Entre les mots en forme d’engagements la main sur le cœur, les postures façon
jeu de piste et les serments d’hypocrites, Mac Macron et ses affidés, sans
parler de toute la clique des libéraux médiacratiques ayant soudain vu la
Vierge, voudraient tous nous donner l’impression qu’ils se sont convertis à un
new deal keynésien mâtiné de marxisme-léninisme de haute intensité. «Justice»,
«partage», «équité»: méfions-nous des incantations et du «plus
rien ne sera comme avant» en tant que genre, sitôt transformé en «tout
changer pour que rien ne change» – comme l’histoire nous l’a
assez enseigné… De ce point de vue, le Figaro, au moins, ne ment
pas à ses lecteurs. Dans une tribune à vocation prédictive, Ran Halévi,
directeur de recherche au CNRS, nous explique en effet pourquoi «les
professeurs de certitudes sur le “monde d’après”» vont être
démentis. «Au sortir d’une grande crise, écrit-il, l’espoir
de savoir tirer les leçons et de faire perdurer l’esprit de sacrifice
et les solidarités qu’elle avait cimentés se heurte tôt ou tard à la grisaille
des vieilles habitudes et à de nouvelles épreuves.» Comment lui donner
tort sur ce point? Mais il ajoute: «Aux vaticinateurs du “rien ne sera
plus comme avant”, fait écho le peloton des procureurs qui n’ont pas besoin de
tout comprendre pour tout expliquer, puisque la crise valide ce qu’ils savent depuis toujours.
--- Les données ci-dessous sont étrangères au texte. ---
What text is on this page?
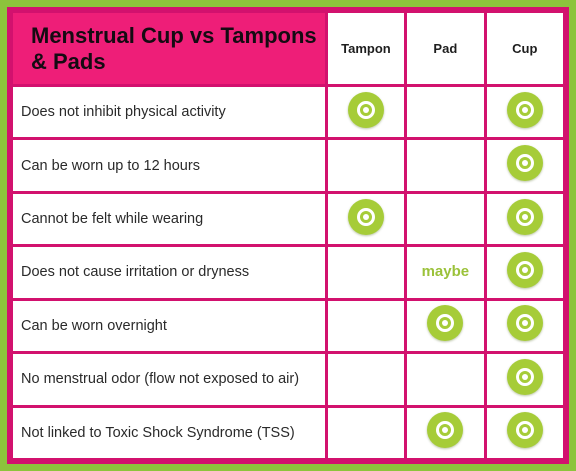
Menstrual Cup vs Tampons & Pads	Tampon	Pad	Cup
Does not inhibit physical activity			
Can be worn up to 12 hours			
Cannot be felt while wearing			
Does not cause irritation or dryness		maybe	
Can be worn overnight			
No menstrual odor (flow not exposed to air)			
Not linked to Toxic Shock Syndrome (TSS)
Leur verdict est sans appel : ovation du corps médical qui brave l’épidémie,
proscription des responsables qui n’ont pas su la contenir à défaut de
l’empêcher. Et, déjà, des associations d’indignés dressent des listes de
suspects et commencent à instruire leur procès politique.» Procès
politique ou débat politique? En démocratie, la confrontation lucide et parfois
violente évite aussi d’avoir à se dire, un jour, que là où n’existe plus
l’empreinte mémorielle d’une expérience précédente, le déni peut continuer
d’aveugler jusqu’aux mieux avertis…
Incertitude. Comment ne pas
être révolté, à l’image de l’écrivain Pierre Lemaître, prix Goncourt 2013, qui
déclare: «Alors, je suis très en colère devant ces gens qui, pendant
des années, nous ont donné des leçons et nous ont culpabilisés pour se rendre
compte aujourd’hui que le service public qu’on réclamait, on en avait besoin,
eux en avaient besoin, et la société plus que jamais en avait besoin.» À
ce stade, doit-on croire que, non seulement la pandémie de Covid-19 nous
rappelle à quel point l’avenir nous échappe, mais qu’elle ouvre
potentiellement, malgré tout, la possibilité d’une véritable révolution de
l’esprit? Le philosophe Jean-Luc Nancy pense même qu’elle était déjà en germe,
avant, et que, face à la menace écologique et aux multiples crises minant les
démocraties, les sociétés industrialisées entrevoyaient un inévitable
effondrement. «Sans cette révolution de l’esprit, il ne semblait pas
envisageable de rompre avec les logiques du calcul et de la production, au sens
où le calcul conduit à sortir de ce qu’Aristote visait comme la quête de la
bonne vie – par l’amélioration réfléchie de ce qui existe – et à
rechercher l’augmentation, l’accroissement…» Reconnaissons néanmoins
que, il y a quatre mois, la conscience de ce danger et de cette fuite en avant
du capitalisme n’était pas assez partagée collectivement
– à commencer par tout là-haut, du côté des puissants (sic) –
pour commencer à mettre en œuvre un redressement de la trajectoire. «Comme
il n’était pas possible d’imaginer, autrement que sous le régime de l’utopie,
une révolution économique et sociale», poursuit Jean-Luc Nancy. La
lutte des classes, réelle mais trop assourdie, nous laisse devant une
incertitude. Sachant qu’un effondrement possède une vertu, quelquefois: celle
de nous refonder.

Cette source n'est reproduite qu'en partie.